• No results found

Bekendheid met de Wet

In document Verboden huwelijken (pagina 152-162)

Hoofdstuk 5: Gebruik van de Wet

5.2 Bekendheid met de Wet

Uit het onderzoek bleek de meerderheid van de respondentengroep ‘gebruikers’ op de hoogte was van het bestaan van de Wet tegengaan huwelijksdwang. De geïnterviewde professionals en sleutelfiguren waren, op één na, allen bekend met de Wet tegengaan huwelijksdwang.230 Uit de uitkomsten van enquête 2 blijkt dat 52 van de in totaal 61 (of te wel 85,2%) juridische en maatschappelijke professionals bekend waren met de Wet tegengaan huwelijksdwang.

5.2.1 Bekendheid met de reikwijdte van de Wet

Als we kijken naar wat de geïnterviewde en geënquêteerde respondenten konden vertellen over welke huwelijken onder de Wet vallen, oftewel de reikwijdte van de Wet, dan zien we dat de volledige reikwijdte van de Wet niet bij alle bevraagden bekend was.

In enquête 2 is na de vraag of respondenten bekend waren met de Wet, de vraag gesteld of zij konden aangeven welke huwelijken onder de Wet vallen.231 De enquête-uitkomsten laten zien dat bovenal bekend is dat kindhuwelijken (n=58) en gedwongen huwelijken (n=56) onder de Wet vallen, gevolgd door polygame huwelijken (n=43). De geënquêteerden bleken minder bekend te zijn met het feit dat neef/nichthuwelijken ook onder de Wet vallen, minder dan de helft (n=24) was hiervan op de hoogte. Tabel 26: Bekendheid met de reikwijdte van de Wet

Welke huwelijken vallen volgens u onder de Wet tegengaan

huwelijksdwang? Antwoorden (n=61)

Kindhuwelijken 58

Polygame huwelijken 43

Gedwongen huwelijken 56

Neef/Nichthuwelijken 24

Vervolgens is de vraag gesteld of respondenten bekend waren met de voorwaarden in het gebruik van de Wet, dat wil zeggen of zij wisten voor wie en wanneer de Wet van toepassing is. Uit de antwoorden, zoals weergegeven in tabel 27 blijkt dat de voorwaarden bij veel respondenten (55,7%) slechts gedeeltelijk bekend waren; 16% gaf aan op de hoogte te zijn van de voorwaarden, en 11% van de respondenten gaf aan niet op de hoogte te zijn. Het merendeel van de geënquêteerde gebruikers blijkt dus slechts gedeeltelijk of helemaal niet op de hoogte te zijn voor wie en wanneer de Wet van toepassing is; een minderheid geeft aan dit wel te weten.

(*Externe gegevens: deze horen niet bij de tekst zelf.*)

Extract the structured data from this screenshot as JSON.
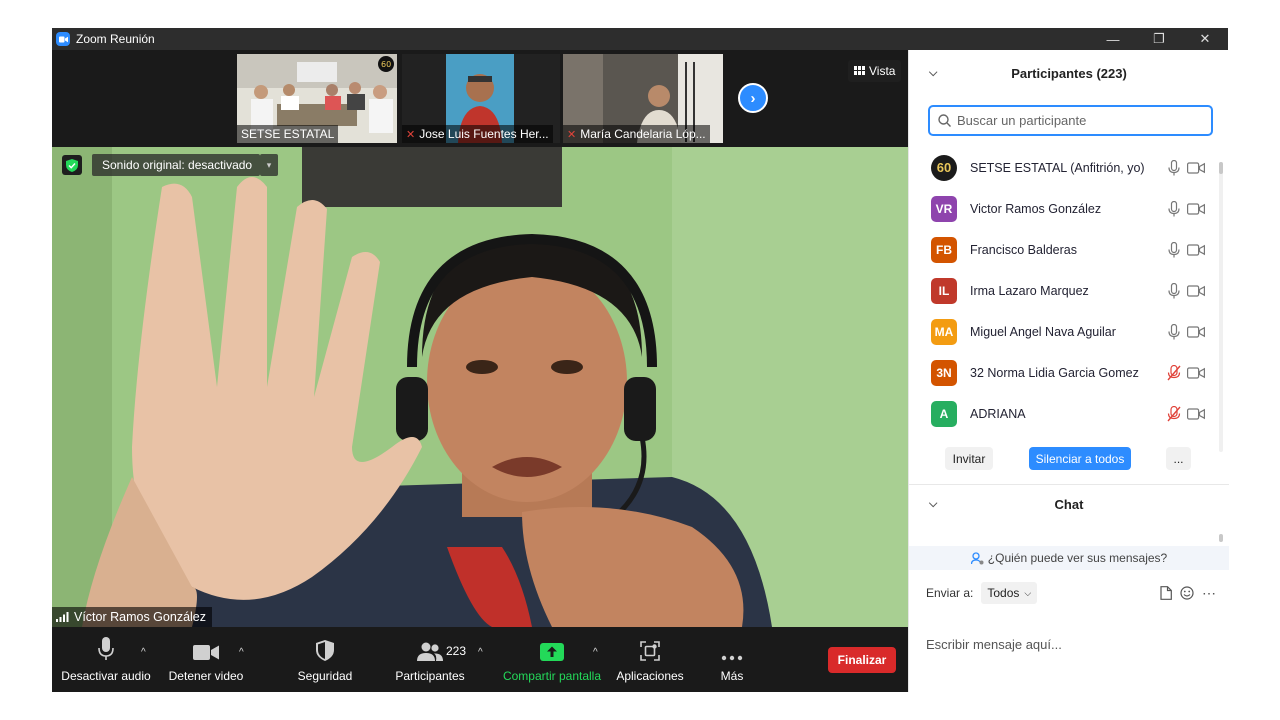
{
  "window": {
    "title": "Zoom Reunión",
    "controls": [
      "—",
      "❐",
      "✕"
    ]
  },
  "strip": {
    "thumbnails": [
      {
        "name": "SETSE ESTATAL",
        "muted": false
      },
      {
        "name": "Jose Luis Fuentes Her...",
        "muted": true
      },
      {
        "name": "María Candelaria Lóp...",
        "muted": true
      }
    ],
    "view_label": "Vista"
  },
  "video": {
    "sound_label": "Sonido original: desactivado",
    "speaker_name": "Víctor Ramos González"
  },
  "toolbar": {
    "audio_label": "Desactivar audio",
    "video_label": "Detener video",
    "security_label": "Seguridad",
    "participants_label": "Participantes",
    "participants_count": "223",
    "share_label": "Compartir pantalla",
    "apps_label": "Aplicaciones",
    "more_label": "Más",
    "end_label": "Finalizar"
  },
  "panel": {
    "title": "Participantes (223)",
    "search_placeholder": "Buscar un participante",
    "participants": [
      {
        "initials": "60",
        "name": "SETSE ESTATAL (Anfitrión, yo)",
        "color": "#1b1b1b",
        "mic_muted": false
      },
      {
        "initials": "VR",
        "name": "Victor Ramos González",
        "color": "#8e44ad",
        "mic_muted": false
      },
      {
        "initials": "FB",
        "name": "Francisco Balderas",
        "color": "#d35400",
        "mic_muted": false
      },
      {
        "initials": "IL",
        "name": "Irma Lazaro Marquez",
        "color": "#c0392b",
        "mic_muted": false
      },
      {
        "initials": "MA",
        "name": "Miguel Angel Nava Aguilar",
        "color": "#f39c12",
        "mic_muted": false
      },
      {
        "initials": "3N",
        "name": "32 Norma Lidia Garcia Gomez",
        "color": "#d35400",
        "mic_muted": true
      },
      {
        "initials": "A",
        "name": "ADRIANA",
        "color": "#27ae60",
        "mic_muted": true
      }
    ],
    "invite_label": "Invitar",
    "mute_all_label": "Silenciar a todos",
    "more_label": "...",
    "chat_title": "Chat",
    "who_can_see": "¿Quién puede ver sus mensajes?",
    "send_to_label": "Enviar a:",
    "send_to_value": "Todos",
    "message_placeholder": "Escribir mensaje aquí..."
  },
  "colors": {
    "accent": "#2d8cff",
    "end_red": "#d92a2a",
    "share_green": "#23d959",
    "muted_red": "#e0433a"
  }
}
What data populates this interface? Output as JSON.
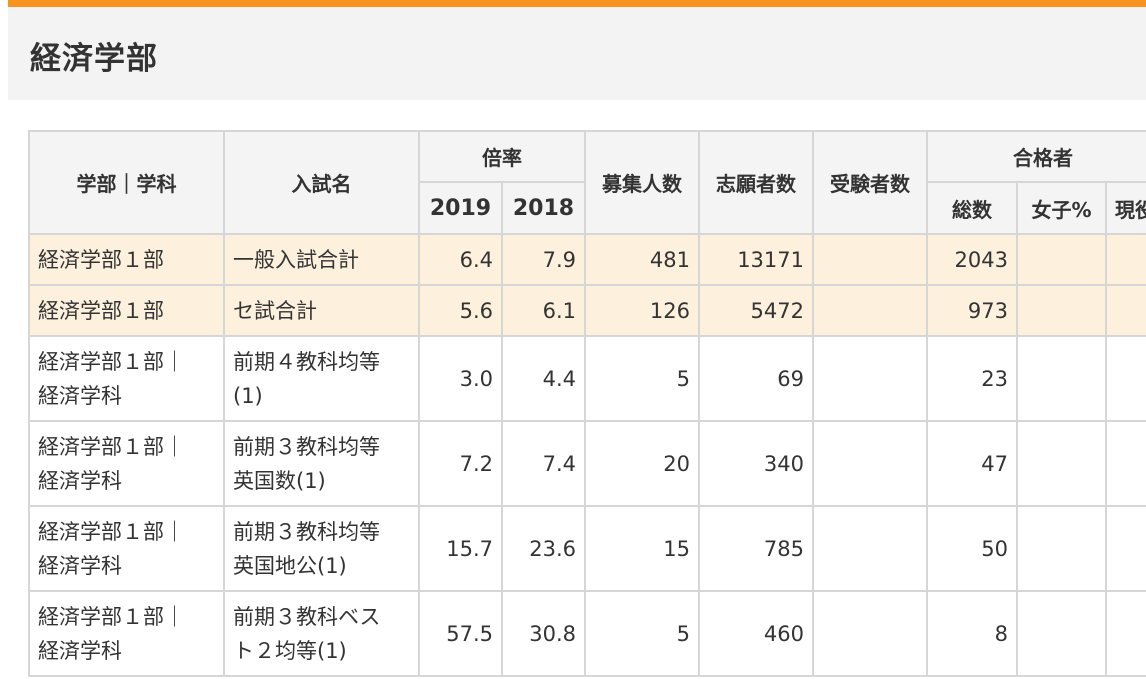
{
  "page": {
    "title": "経済学部"
  },
  "table": {
    "headers": {
      "faculty": "学部｜学科",
      "exam_name": "入試名",
      "ratio": "倍率",
      "ratio_2019": "2019",
      "ratio_2018": "2018",
      "capacity": "募集人数",
      "applicants": "志願者数",
      "examinees": "受験者数",
      "passers": "合格者",
      "passers_total": "総数",
      "passers_female": "女子%",
      "passers_current": "現役"
    },
    "rows": [
      {
        "faculty": "経済学部１部",
        "exam": "一般入試合計",
        "r2019": "6.4",
        "r2018": "7.9",
        "capacity": "481",
        "applicants": "13171",
        "examinees": "",
        "total": "2043",
        "female": "",
        "current": ""
      },
      {
        "faculty": "経済学部１部",
        "exam": "セ試合計",
        "r2019": "5.6",
        "r2018": "6.1",
        "capacity": "126",
        "applicants": "5472",
        "examinees": "",
        "total": "973",
        "female": "",
        "current": ""
      },
      {
        "faculty_line1": "経済学部１部｜",
        "faculty_line2": "経済学科",
        "exam_line1": "前期４教科均等",
        "exam_line2": "(1)",
        "r2019": "3.0",
        "r2018": "4.4",
        "capacity": "5",
        "applicants": "69",
        "examinees": "",
        "total": "23",
        "female": "",
        "current": ""
      },
      {
        "faculty_line1": "経済学部１部｜",
        "faculty_line2": "経済学科",
        "exam_line1": "前期３教科均等",
        "exam_line2": "英国数(1)",
        "r2019": "7.2",
        "r2018": "7.4",
        "capacity": "20",
        "applicants": "340",
        "examinees": "",
        "total": "47",
        "female": "",
        "current": ""
      },
      {
        "faculty_line1": "経済学部１部｜",
        "faculty_line2": "経済学科",
        "exam_line1": "前期３教科均等",
        "exam_line2": "英国地公(1)",
        "r2019": "15.7",
        "r2018": "23.6",
        "capacity": "15",
        "applicants": "785",
        "examinees": "",
        "total": "50",
        "female": "",
        "current": ""
      },
      {
        "faculty_line1": "経済学部１部｜",
        "faculty_line2": "経済学科",
        "exam_line1": "前期３教科ベス",
        "exam_line2": "ト２均等(1)",
        "r2019": "57.5",
        "r2018": "30.8",
        "capacity": "5",
        "applicants": "460",
        "examinees": "",
        "total": "8",
        "female": "",
        "current": ""
      }
    ]
  },
  "colors": {
    "accent": "#f7931e",
    "highlight_row": "#fdf0dd",
    "header_bg": "#f4f4f4",
    "border": "#d6d6d6"
  }
}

230 Een vertegenwoordiger van een migrantenorganisatie was niet op de hoogte van het bestaan en de precieze inhoud van de Wet tegengaan huwelijksdwang. Deze persoon had echter wel kennis en ervaring met huwelijksdwang als fenomeen.

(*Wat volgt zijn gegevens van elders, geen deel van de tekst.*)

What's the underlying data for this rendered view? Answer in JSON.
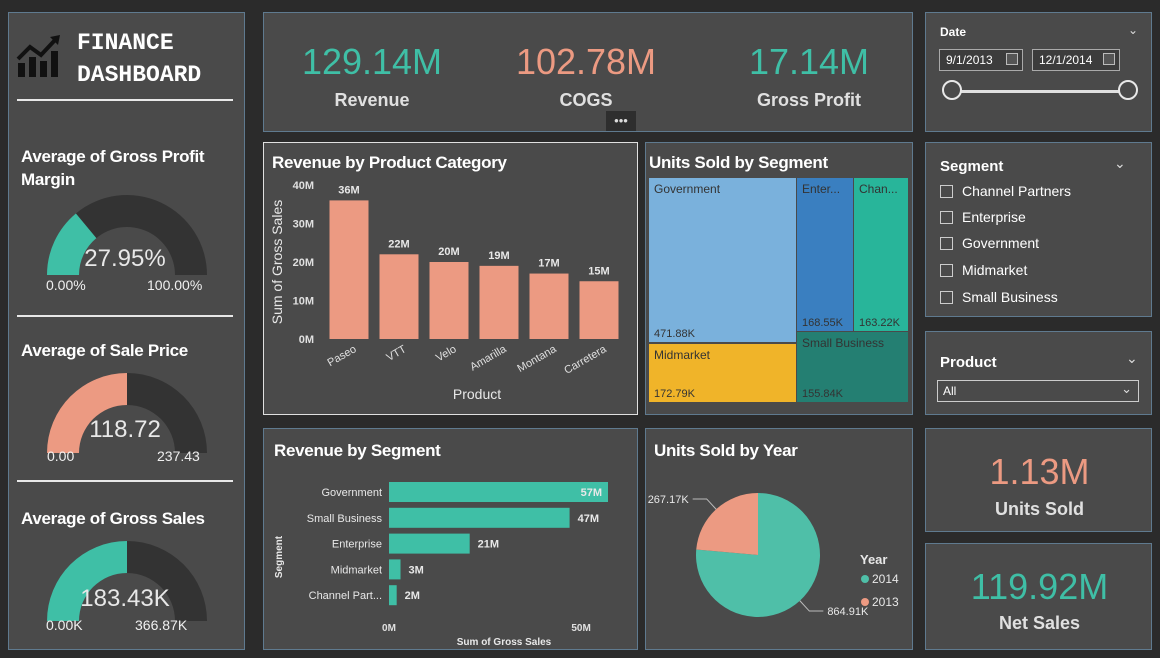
{
  "header": {
    "title_line1": "FINANCE",
    "title_line2": "DASHBOARD"
  },
  "colors": {
    "teal": "#3fbfa6",
    "salmon": "#ec9a82",
    "panel": "#4a4a4a",
    "gauge_track": "#333333"
  },
  "gauges": [
    {
      "title": "Average of Gross Profit Margin",
      "value_label": "27.95%",
      "min": "0.00%",
      "max": "100.00%",
      "fraction": 0.2795,
      "color": "#3fbfa6"
    },
    {
      "title": "Average of Sale Price",
      "value_label": "118.72",
      "min": "0.00",
      "max": "237.43",
      "fraction": 0.5,
      "color": "#ec9a82"
    },
    {
      "title": "Average of Gross Sales",
      "value_label": "183.43K",
      "min": "0.00K",
      "max": "366.87K",
      "fraction": 0.5,
      "color": "#3fbfa6"
    }
  ],
  "kpis": {
    "revenue": {
      "value": "129.14M",
      "label": "Revenue"
    },
    "cogs": {
      "value": "102.78M",
      "label": "COGS"
    },
    "gross_profit": {
      "value": "17.14M",
      "label": "Gross Profit"
    },
    "units_sold": {
      "value": "1.13M",
      "label": "Units Sold"
    },
    "net_sales": {
      "value": "119.92M",
      "label": "Net Sales"
    }
  },
  "more_options": "•••",
  "date_slicer": {
    "title": "Date",
    "start": "9/1/2013",
    "end": "12/1/2014"
  },
  "segment_slicer": {
    "title": "Segment",
    "items": [
      "Channel Partners",
      "Enterprise",
      "Government",
      "Midmarket",
      "Small Business"
    ]
  },
  "product_slicer": {
    "title": "Product",
    "selected": "All"
  },
  "treemap": {
    "title": "Units Sold by Segment",
    "cells": [
      {
        "name": "Government",
        "value": "471.88K",
        "color": "#7ab1dc"
      },
      {
        "name": "Midmarket",
        "value": "172.79K",
        "color": "#f0b429"
      },
      {
        "name": "Enter...",
        "value": "168.55K",
        "color": "#3a7fc0"
      },
      {
        "name": "Chan...",
        "value": "163.22K",
        "color": "#28b59a"
      },
      {
        "name": "Small Business",
        "value": "155.84K",
        "color": "#247f72"
      }
    ]
  },
  "chart_data": [
    {
      "type": "bar",
      "title": "Revenue by Product Category",
      "xlabel": "Product",
      "ylabel": "Sum of Gross Sales",
      "categories": [
        "Paseo",
        "VTT",
        "Velo",
        "Amarilla",
        "Montana",
        "Carretera"
      ],
      "values": [
        36,
        22,
        20,
        19,
        17,
        15
      ],
      "data_labels": [
        "36M",
        "22M",
        "20M",
        "19M",
        "17M",
        "15M"
      ],
      "yticks": [
        "0M",
        "10M",
        "20M",
        "30M",
        "40M"
      ],
      "ylim": [
        0,
        40
      ],
      "color": "#ec9a82"
    },
    {
      "type": "bar",
      "orientation": "horizontal",
      "title": "Revenue by Segment",
      "xlabel": "Sum of Gross Sales",
      "ylabel": "Segment",
      "categories": [
        "Government",
        "Small Business",
        "Enterprise",
        "Midmarket",
        "Channel Part..."
      ],
      "values": [
        57,
        47,
        21,
        3,
        2
      ],
      "data_labels": [
        "57M",
        "47M",
        "21M",
        "3M",
        "2M"
      ],
      "xticks": [
        "0M",
        "50M"
      ],
      "xlim": [
        0,
        57
      ],
      "color": "#3fbfa6"
    },
    {
      "type": "pie",
      "title": "Units Sold by Year",
      "legend_title": "Year",
      "legend_position": "right",
      "slices": [
        {
          "label": "2014",
          "value": 864.91,
          "display": "864.91K",
          "color": "#4fbfa8"
        },
        {
          "label": "2013",
          "value": 267.17,
          "display": "267.17K",
          "color": "#ec9a82"
        }
      ]
    }
  ]
}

231 De respondenten die vraag 1 met ‘nee’ hadden beantwoord (n=9) konden doorgegaan met het invullen van de enquête; dit hebben zij allen gedaan.

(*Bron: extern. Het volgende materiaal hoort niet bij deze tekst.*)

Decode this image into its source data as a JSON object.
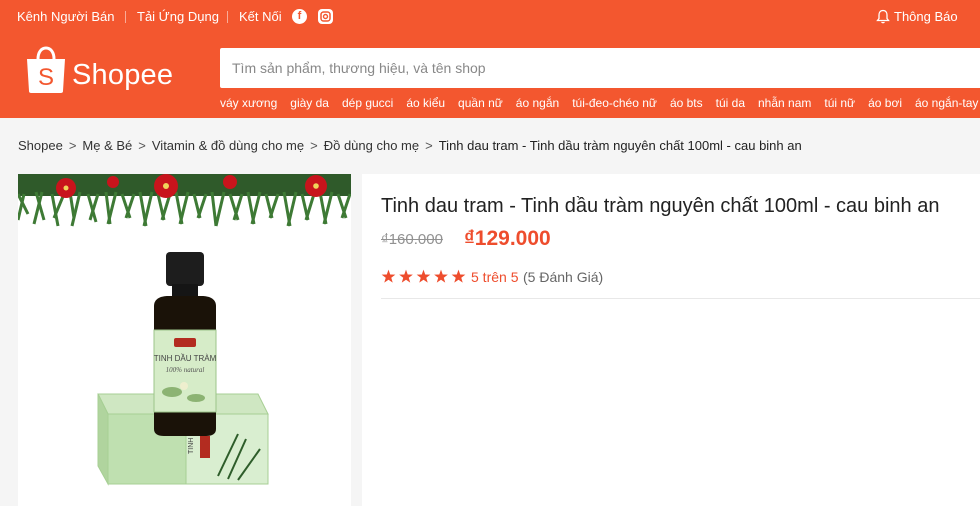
{
  "topbar": {
    "seller_center": "Kênh Người Bán",
    "download_app": "Tải Ứng Dụng",
    "connect": "Kết Nối",
    "notifications": "Thông Báo"
  },
  "logo": {
    "text": "Shopee",
    "bag_letter": "S"
  },
  "search": {
    "placeholder": "Tìm sản phẩm, thương hiệu, và tên shop"
  },
  "hints": [
    "váy xương",
    "giày da",
    "dép gucci",
    "áo kiểu",
    "quần nữ",
    "áo ngắn",
    "túi-đeo-chéo nữ",
    "áo bts",
    "túi da",
    "nhẫn nam",
    "túi nữ",
    "áo bơi",
    "áo ngắn-tay"
  ],
  "breadcrumb": {
    "items": [
      "Shopee",
      "Mẹ & Bé",
      "Vitamin & đồ dùng cho mẹ",
      "Đồ dùng cho mẹ"
    ],
    "current": "Tinh dau tram - Tinh dầu tràm nguyên chất 100ml - cau binh an"
  },
  "product": {
    "title": "Tinh dau tram - Tinh dầu tràm nguyên chất 100ml - cau binh an",
    "original_price": "₫160.000",
    "price": "₫129.000",
    "rating_text": "5 trên 5",
    "review_count": "(5 Đánh Giá)",
    "rating_value": 5,
    "rating_max": 5,
    "label_text": "TINH DẦU TRÀM",
    "label_natural": "100% natural"
  },
  "colors": {
    "brand": "#f3572f",
    "price": "#ee4d2d",
    "star": "#ee4d2d"
  }
}
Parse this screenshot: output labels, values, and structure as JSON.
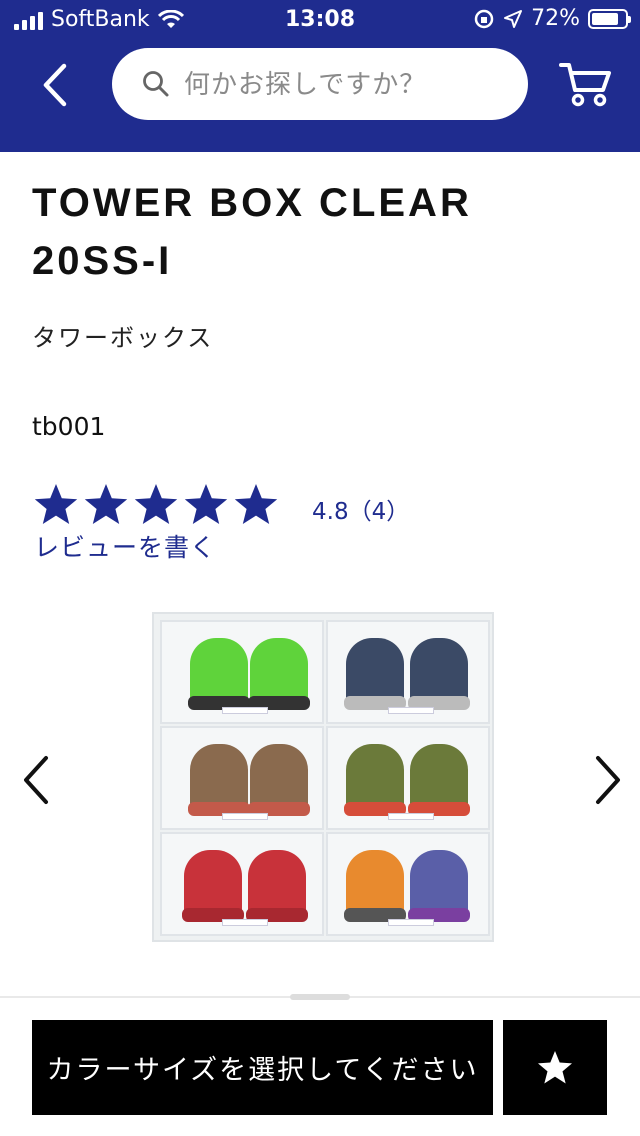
{
  "status_bar": {
    "carrier": "SoftBank",
    "time": "13:08",
    "battery": "72%",
    "battery_level": 0.72
  },
  "header": {
    "search_placeholder": "何かお探しですか？"
  },
  "product": {
    "name": "TOWER BOX CLEAR 20SS-I",
    "brand": "タワーボックス",
    "sku": "tb001",
    "rating_text": "4.8（4）",
    "rating_value": 4.8,
    "rating_max": 5,
    "review_link": "レビューを書く"
  },
  "footer": {
    "select_button": "カラーサイズを選択してください"
  },
  "colors": {
    "brand_blue": "#1f2c8f",
    "button_black": "#000000"
  },
  "icons": [
    "back-chevron-icon",
    "search-icon",
    "cart-icon",
    "star-icon",
    "chevron-left-icon",
    "chevron-right-icon"
  ]
}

Tabel 27: Bekendheid met de voorwaarden van de Wet

Bent u bekend met de voorwaarden in het gebruik van de Wet (weet u voor wie en wanneer de Wet van toepassing is)?

Antwoorden Aantal (n=61) %

Ja 16 26,2

Nee 11 18

Gedeeltelijk 34 55,7

Uit de interviews met professionals en sleutelfiguren komt een soortgelijk beeld naar voren. Alle zestien respondenten wisten te vertellen dat kind- en gedwongen huwelijken onder de reikwijdte van de Wet vallen; ook het verbod op polygame huwelijken was, op één na, bekend bij de respondenten.232 Het verbod op neef/nichthuwelijken (tenzij een beëdigde verklaring van vrijwilligheid wordt afgelegd) was minder bekend onder respondenten. Enkelen wisten wel dat een huwelijk tussen verwanten in de eerste of tweede graad in Nederland niet mogelijk is, maar niet alle respondenten waren bekend met het feit dat het verbod sinds 2015 is uitgebreid naar huwelijken tussen verwanten in de derde of vierde graad.233 Het verbod op het neef/nichthuwelijk (in de derde of vierde graad) lijkt van de vier typen (dwang)huwelijken die de Wet beoogt tegen te gaan dus het minst bekend te zijn.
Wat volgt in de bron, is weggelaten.